Bramley – probably the best known English cooking apple, in terms of flavour it ranks as one of the world’s great culinary apples
Discovery – Discovery is one of the most popular English early apples, it is a good apple tree for the garden, being fairly easy to grow.
Katy – Katy is an attractive medium-sized apple, usually bright red in colour over a light green yellow background. The flesh is a pale cream colour. Katy is usually a very juicy, and when fresh from the tree the juice goes everywhere as you bite into it. It is an especially good apple for juicing.

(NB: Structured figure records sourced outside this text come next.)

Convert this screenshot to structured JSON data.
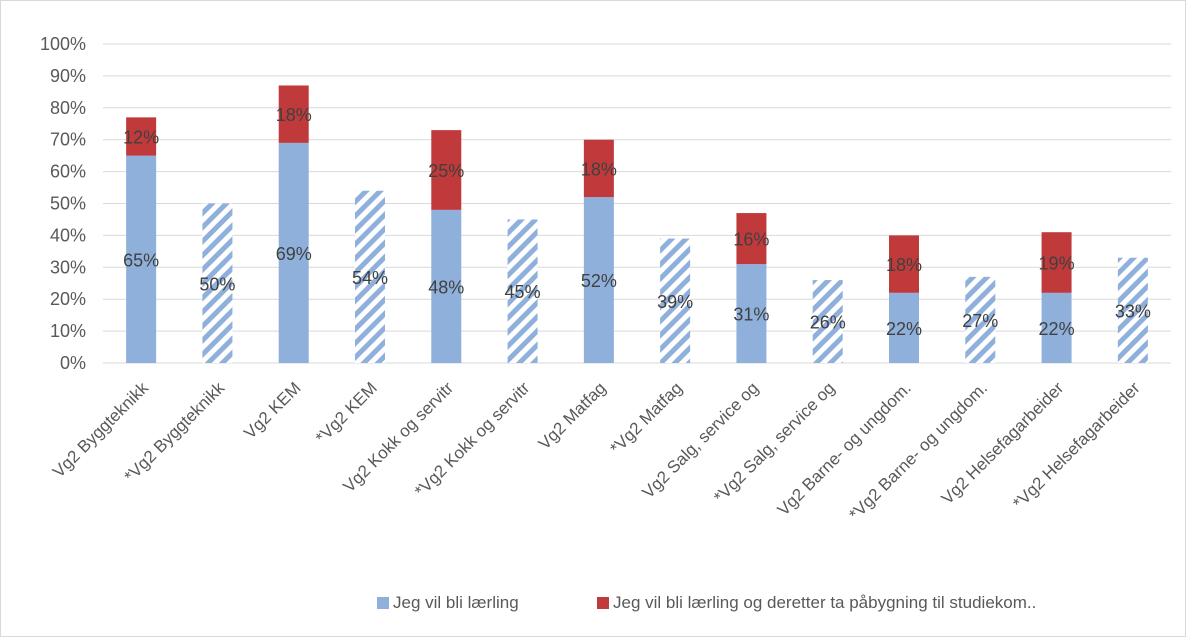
{
  "chart_data": {
    "type": "bar",
    "stacked": true,
    "categories": [
      "Vg2 Byggteknikk",
      "*Vg2 Byggteknikk",
      "Vg2 KEM",
      "*Vg2 KEM",
      "Vg2 Kokk og servitr",
      "*Vg2 Kokk og servitr",
      "Vg2 Matfag",
      "*Vg2 Matfag",
      "Vg2 Salg, service og",
      "*Vg2 Salg, service og",
      "Vg2 Barne- og ungdom.",
      "*Vg2 Barne- og ungdom.",
      "Vg2 Helsefagarbeider",
      "*Vg2 Helsefagarbeider"
    ],
    "series": [
      {
        "name": "Jeg vil bli lærling",
        "color": "#8eb0da",
        "values": [
          65,
          50,
          69,
          54,
          48,
          45,
          52,
          39,
          31,
          26,
          22,
          27,
          22,
          33
        ],
        "labels": [
          "65%",
          "50%",
          "69%",
          "54%",
          "48%",
          "45%",
          "52%",
          "39%",
          "31%",
          "26%",
          "22%",
          "27%",
          "22%",
          "33%"
        ],
        "hatched": [
          false,
          true,
          false,
          true,
          false,
          true,
          false,
          true,
          false,
          true,
          false,
          true,
          false,
          true
        ]
      },
      {
        "name": "Jeg vil bli lærling og deretter ta påbygning til studiekom..",
        "color": "#c0393b",
        "values": [
          12,
          0,
          18,
          0,
          25,
          0,
          18,
          0,
          16,
          0,
          18,
          0,
          19,
          0
        ],
        "labels": [
          "12%",
          "",
          "18%",
          "",
          "25%",
          "",
          "18%",
          "",
          "16%",
          "",
          "18%",
          "",
          "19%",
          ""
        ]
      }
    ],
    "ylim": [
      0,
      100
    ],
    "yticks": [
      "0%",
      "10%",
      "20%",
      "30%",
      "40%",
      "50%",
      "60%",
      "70%",
      "80%",
      "90%",
      "100%"
    ],
    "grid": true,
    "legend_position": "bottom"
  }
}
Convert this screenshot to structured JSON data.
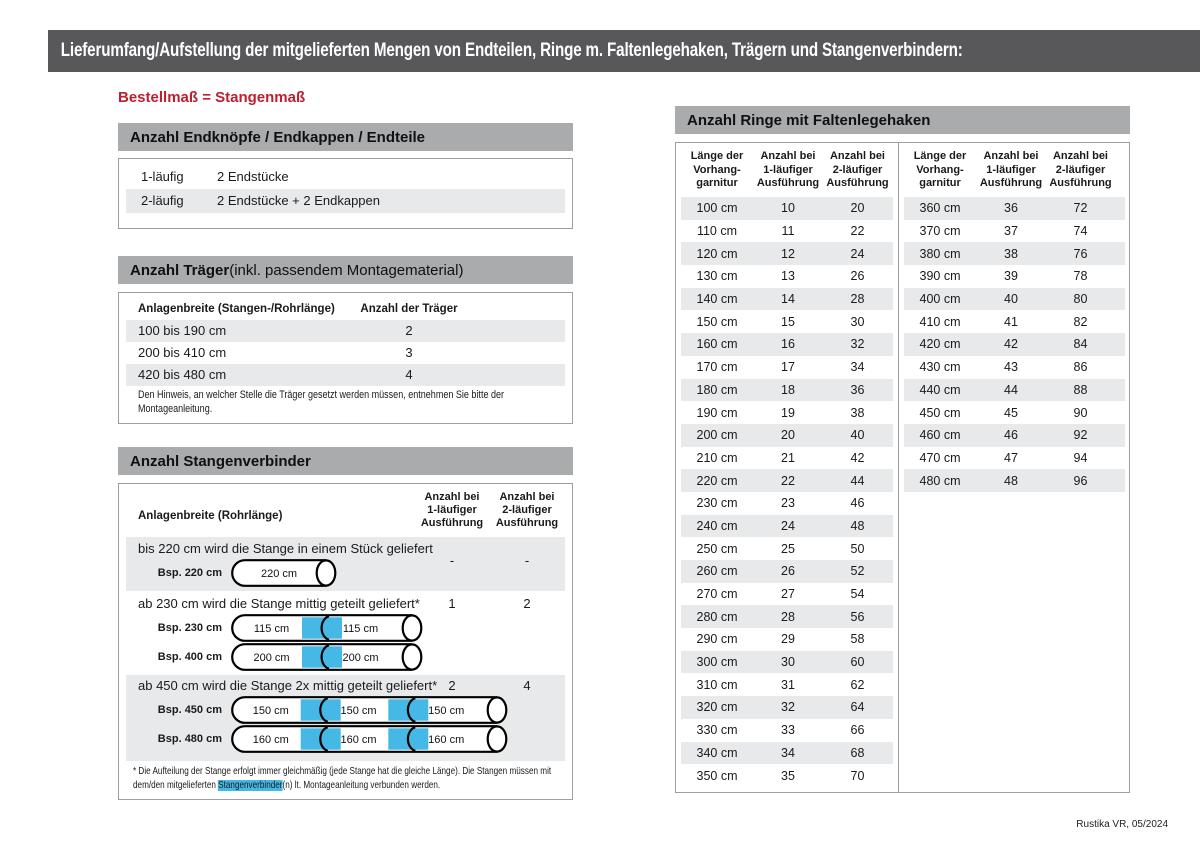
{
  "page": {
    "header": "Lieferumfang/Aufstellung der mitgelieferten Mengen von Endteilen, Ringe m. Faltenlegehaken, Trägern und Stangenverbindern:",
    "subtitle": "Bestellmaß = Stangenmaß",
    "footer": "Rustika VR, 05/2024"
  },
  "colors": {
    "header_bar": "#58585a",
    "section_bar": "#a9abad",
    "row_stripe": "#e8e9ea",
    "connector_blue": "#45b8e6",
    "accent_red": "#be1e2d"
  },
  "endteile": {
    "title": "Anzahl Endknöpfe / Endkappen / Endteile",
    "rows": [
      {
        "label": "1-läufig",
        "value": "2 Endstücke"
      },
      {
        "label": "2-läufig",
        "value": "2 Endstücke + 2 Endkappen"
      }
    ]
  },
  "traeger": {
    "title_bold": "Anzahl Träger",
    "title_rest": " (inkl. passendem Montagematerial)",
    "col1": "Anlagenbreite (Stangen-/Rohrlänge)",
    "col2": "Anzahl der Träger",
    "rows": [
      {
        "range": "100 bis 190 cm",
        "count": "2"
      },
      {
        "range": "200 bis 410 cm",
        "count": "3"
      },
      {
        "range": "420 bis 480 cm",
        "count": "4"
      }
    ],
    "note": "Den Hinweis, an welcher Stelle die Träger gesetzt werden müssen, entnehmen Sie bitte der Montageanleitung."
  },
  "verbinder": {
    "title": "Anzahl Stangenverbinder",
    "col1": "Anlagenbreite (Rohrlänge)",
    "col2_lines": [
      "Anzahl bei",
      "1-läufiger",
      "Ausführung"
    ],
    "col3_lines": [
      "Anzahl bei",
      "2-läufiger",
      "Ausführung"
    ],
    "groups": [
      {
        "desc": "bis 220 cm wird die Stange in einem Stück geliefert",
        "count1": "-",
        "count2": "-",
        "examples": [
          {
            "label": "Bsp. 220 cm",
            "segments": [
              "220 cm"
            ]
          }
        ]
      },
      {
        "desc": "ab 230 cm wird die Stange mittig geteilt geliefert*",
        "count1": "1",
        "count2": "2",
        "examples": [
          {
            "label": "Bsp. 230 cm",
            "segments": [
              "115 cm",
              "115 cm"
            ]
          },
          {
            "label": "Bsp. 400 cm",
            "segments": [
              "200 cm",
              "200 cm"
            ]
          }
        ]
      },
      {
        "desc": "ab 450 cm wird die Stange 2x mittig geteilt geliefert*",
        "count1": "2",
        "count2": "4",
        "examples": [
          {
            "label": "Bsp. 450 cm",
            "segments": [
              "150 cm",
              "150 cm",
              "150 cm"
            ]
          },
          {
            "label": "Bsp. 480 cm",
            "segments": [
              "160 cm",
              "160 cm",
              "160 cm"
            ]
          }
        ]
      }
    ],
    "footnote_pre": "* Die Aufteilung der Stange erfolgt immer gleichmäßig (jede Stange hat die gleiche Länge). Die Stangen müssen mit dem/den mitgelieferten ",
    "footnote_highlight": "Stangenverbinder",
    "footnote_post": "(n) lt. Montageanleitung verbunden werden."
  },
  "ringe": {
    "title": "Anzahl Ringe mit Faltenlegehaken",
    "col_headers": [
      [
        "Länge der",
        "Vorhang-",
        "garnitur"
      ],
      [
        "Anzahl bei",
        "1-läufiger",
        "Ausführung"
      ],
      [
        "Anzahl bei",
        "2-läufiger",
        "Ausführung"
      ]
    ],
    "left_rows": [
      {
        "len": "100 cm",
        "c1": "10",
        "c2": "20"
      },
      {
        "len": "110 cm",
        "c1": "11",
        "c2": "22"
      },
      {
        "len": "120 cm",
        "c1": "12",
        "c2": "24"
      },
      {
        "len": "130 cm",
        "c1": "13",
        "c2": "26"
      },
      {
        "len": "140 cm",
        "c1": "14",
        "c2": "28"
      },
      {
        "len": "150 cm",
        "c1": "15",
        "c2": "30"
      },
      {
        "len": "160 cm",
        "c1": "16",
        "c2": "32"
      },
      {
        "len": "170 cm",
        "c1": "17",
        "c2": "34"
      },
      {
        "len": "180 cm",
        "c1": "18",
        "c2": "36"
      },
      {
        "len": "190 cm",
        "c1": "19",
        "c2": "38"
      },
      {
        "len": "200 cm",
        "c1": "20",
        "c2": "40"
      },
      {
        "len": "210 cm",
        "c1": "21",
        "c2": "42"
      },
      {
        "len": "220 cm",
        "c1": "22",
        "c2": "44"
      },
      {
        "len": "230 cm",
        "c1": "23",
        "c2": "46"
      },
      {
        "len": "240 cm",
        "c1": "24",
        "c2": "48"
      },
      {
        "len": "250 cm",
        "c1": "25",
        "c2": "50"
      },
      {
        "len": "260 cm",
        "c1": "26",
        "c2": "52"
      },
      {
        "len": "270 cm",
        "c1": "27",
        "c2": "54"
      },
      {
        "len": "280 cm",
        "c1": "28",
        "c2": "56"
      },
      {
        "len": "290 cm",
        "c1": "29",
        "c2": "58"
      },
      {
        "len": "300 cm",
        "c1": "30",
        "c2": "60"
      },
      {
        "len": "310 cm",
        "c1": "31",
        "c2": "62"
      },
      {
        "len": "320 cm",
        "c1": "32",
        "c2": "64"
      },
      {
        "len": "330 cm",
        "c1": "33",
        "c2": "66"
      },
      {
        "len": "340 cm",
        "c1": "34",
        "c2": "68"
      },
      {
        "len": "350 cm",
        "c1": "35",
        "c2": "70"
      }
    ],
    "right_rows": [
      {
        "len": "360 cm",
        "c1": "36",
        "c2": "72"
      },
      {
        "len": "370 cm",
        "c1": "37",
        "c2": "74"
      },
      {
        "len": "380 cm",
        "c1": "38",
        "c2": "76"
      },
      {
        "len": "390 cm",
        "c1": "39",
        "c2": "78"
      },
      {
        "len": "400 cm",
        "c1": "40",
        "c2": "80"
      },
      {
        "len": "410 cm",
        "c1": "41",
        "c2": "82"
      },
      {
        "len": "420 cm",
        "c1": "42",
        "c2": "84"
      },
      {
        "len": "430 cm",
        "c1": "43",
        "c2": "86"
      },
      {
        "len": "440 cm",
        "c1": "44",
        "c2": "88"
      },
      {
        "len": "450 cm",
        "c1": "45",
        "c2": "90"
      },
      {
        "len": "460 cm",
        "c1": "46",
        "c2": "92"
      },
      {
        "len": "470 cm",
        "c1": "47",
        "c2": "94"
      },
      {
        "len": "480 cm",
        "c1": "48",
        "c2": "96"
      }
    ]
  }
}
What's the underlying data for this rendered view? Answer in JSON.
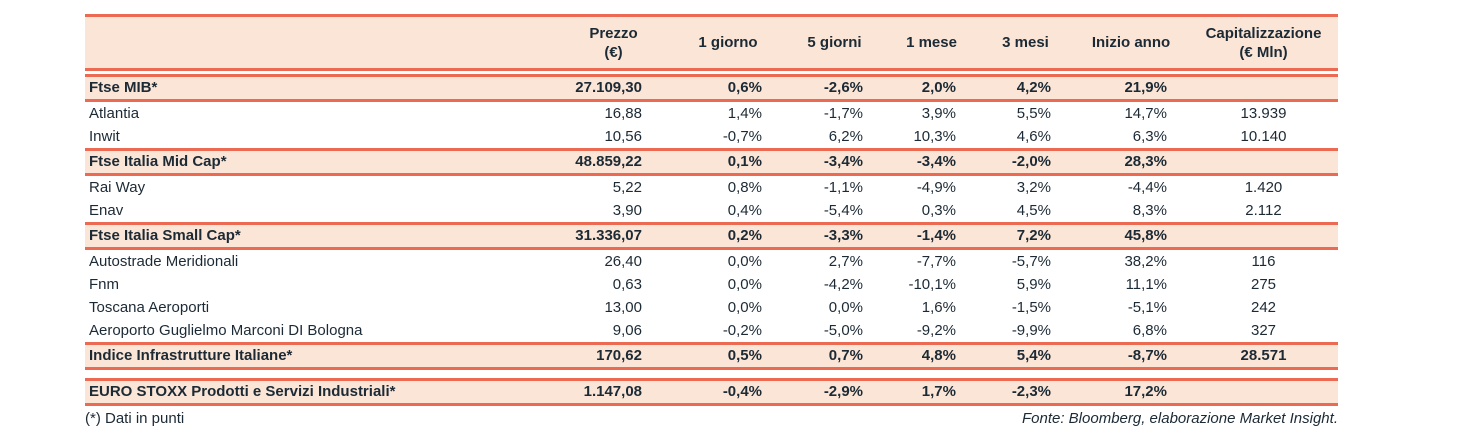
{
  "table": {
    "columns": [
      {
        "label": "",
        "sub": ""
      },
      {
        "label": "Prezzo",
        "sub": "(€)"
      },
      {
        "label": "1 giorno",
        "sub": ""
      },
      {
        "label": "5 giorni",
        "sub": ""
      },
      {
        "label": "1 mese",
        "sub": ""
      },
      {
        "label": "3 mesi",
        "sub": ""
      },
      {
        "label": "Inizio anno",
        "sub": ""
      },
      {
        "label": "Capitalizzazione",
        "sub": "(€ Mln)"
      }
    ],
    "rows": [
      {
        "type": "index-first",
        "name": "Ftse MIB*",
        "values": [
          "27.109,30",
          "0,6%",
          "-2,6%",
          "2,0%",
          "4,2%",
          "21,9%",
          ""
        ]
      },
      {
        "type": "stock",
        "name": "Atlantia",
        "values": [
          "16,88",
          "1,4%",
          "-1,7%",
          "3,9%",
          "5,5%",
          "14,7%",
          "13.939"
        ]
      },
      {
        "type": "stock",
        "name": "Inwit",
        "values": [
          "10,56",
          "-0,7%",
          "6,2%",
          "10,3%",
          "4,6%",
          "6,3%",
          "10.140"
        ]
      },
      {
        "type": "index",
        "name": "Ftse Italia Mid Cap*",
        "values": [
          "48.859,22",
          "0,1%",
          "-3,4%",
          "-3,4%",
          "-2,0%",
          "28,3%",
          ""
        ]
      },
      {
        "type": "stock",
        "name": "Rai Way",
        "values": [
          "5,22",
          "0,8%",
          "-1,1%",
          "-4,9%",
          "3,2%",
          "-4,4%",
          "1.420"
        ]
      },
      {
        "type": "stock",
        "name": "Enav",
        "values": [
          "3,90",
          "0,4%",
          "-5,4%",
          "0,3%",
          "4,5%",
          "8,3%",
          "2.112"
        ]
      },
      {
        "type": "index",
        "name": "Ftse Italia Small Cap*",
        "values": [
          "31.336,07",
          "0,2%",
          "-3,3%",
          "-1,4%",
          "7,2%",
          "45,8%",
          ""
        ]
      },
      {
        "type": "stock",
        "name": "Autostrade Meridionali",
        "values": [
          "26,40",
          "0,0%",
          "2,7%",
          "-7,7%",
          "-5,7%",
          "38,2%",
          "116"
        ]
      },
      {
        "type": "stock",
        "name": "Fnm",
        "values": [
          "0,63",
          "0,0%",
          "-4,2%",
          "-10,1%",
          "5,9%",
          "11,1%",
          "275"
        ]
      },
      {
        "type": "stock",
        "name": "Toscana Aeroporti",
        "values": [
          "13,00",
          "0,0%",
          "0,0%",
          "1,6%",
          "-1,5%",
          "-5,1%",
          "242"
        ]
      },
      {
        "type": "stock",
        "name": "Aeroporto Guglielmo Marconi DI Bologna",
        "values": [
          "9,06",
          "-0,2%",
          "-5,0%",
          "-9,2%",
          "-9,9%",
          "6,8%",
          "327"
        ]
      },
      {
        "type": "index",
        "name": "Indice Infrastrutture Italiane*",
        "values": [
          "170,62",
          "0,5%",
          "0,7%",
          "4,8%",
          "5,4%",
          "-8,7%",
          "28.571"
        ]
      },
      {
        "type": "index-separate",
        "name": "EURO STOXX Prodotti e Servizi Industriali*",
        "values": [
          "1.147,08",
          "-0,4%",
          "-2,9%",
          "1,7%",
          "-2,3%",
          "17,2%",
          ""
        ]
      }
    ]
  },
  "footer": {
    "note": "(*) Dati in punti",
    "source": "Fonte: Bloomberg, elaborazione Market Insight."
  },
  "colors": {
    "accent_line": "#ec6a52",
    "row_highlight": "#fbe5d6",
    "text": "#1c2a35"
  }
}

Keswick Codlin – Keswick Codlin is a popular garden variety of apple. Its success rests on its excellent flavour, early in the season when there is not much else about and it is one of the more foolproof apple trees for the gardener, readily succeeding in damp climates with short growing seasons, and a reliable and usually heavy cropper.
Ribston Pippin – Also known as the Glory of York, this is the most famous variety from the English county of Yorkshire. Ribston Pippin is a strong-tasting ‘aromatic’ apple, very popular in Victorian times. The flavour is at its best a month or so after picking. Ribston Pippin gets its name from Ribston Hall in Yorkshire
Spartan – Spartan is a small sweet apple, and a great favourite with children! Spartan is an excellent garden apple, being easy to grow, resistant to scab, fairly resistant to mildew, and it crops very reliably.
Hessle – The Hessle is an old English dessert variety of pear. The first information dates back to 1827, however it is thought to be much older. It originated from the village of Hessle near Hull, East Yorkshire. It is a small to medium sized fruit with round conical shape. Its smooth skin is greenish-yellow covered with brown dots. The flesh is white and juicy. Its flavour is quite sweet and mildly flavoured, though the Hessle is not meant to be eaten raw. It is a cooking pear, perfect for jams and cakes.
Czar – Czar is a large dark black/purple early-season plum. Dating back to the Victorian era, it became a popular garden plum in English gardens, being easy and reliable to grow. It is best eaten cooked but can be eaten raw if left to ripen long enough.
Opal – Opal is probably the best-flavoured early plum variety. The fruit is medium-sized, coloured dusky red, becoming blue when overripe. The fruit is at its best just before the colour changes to blue.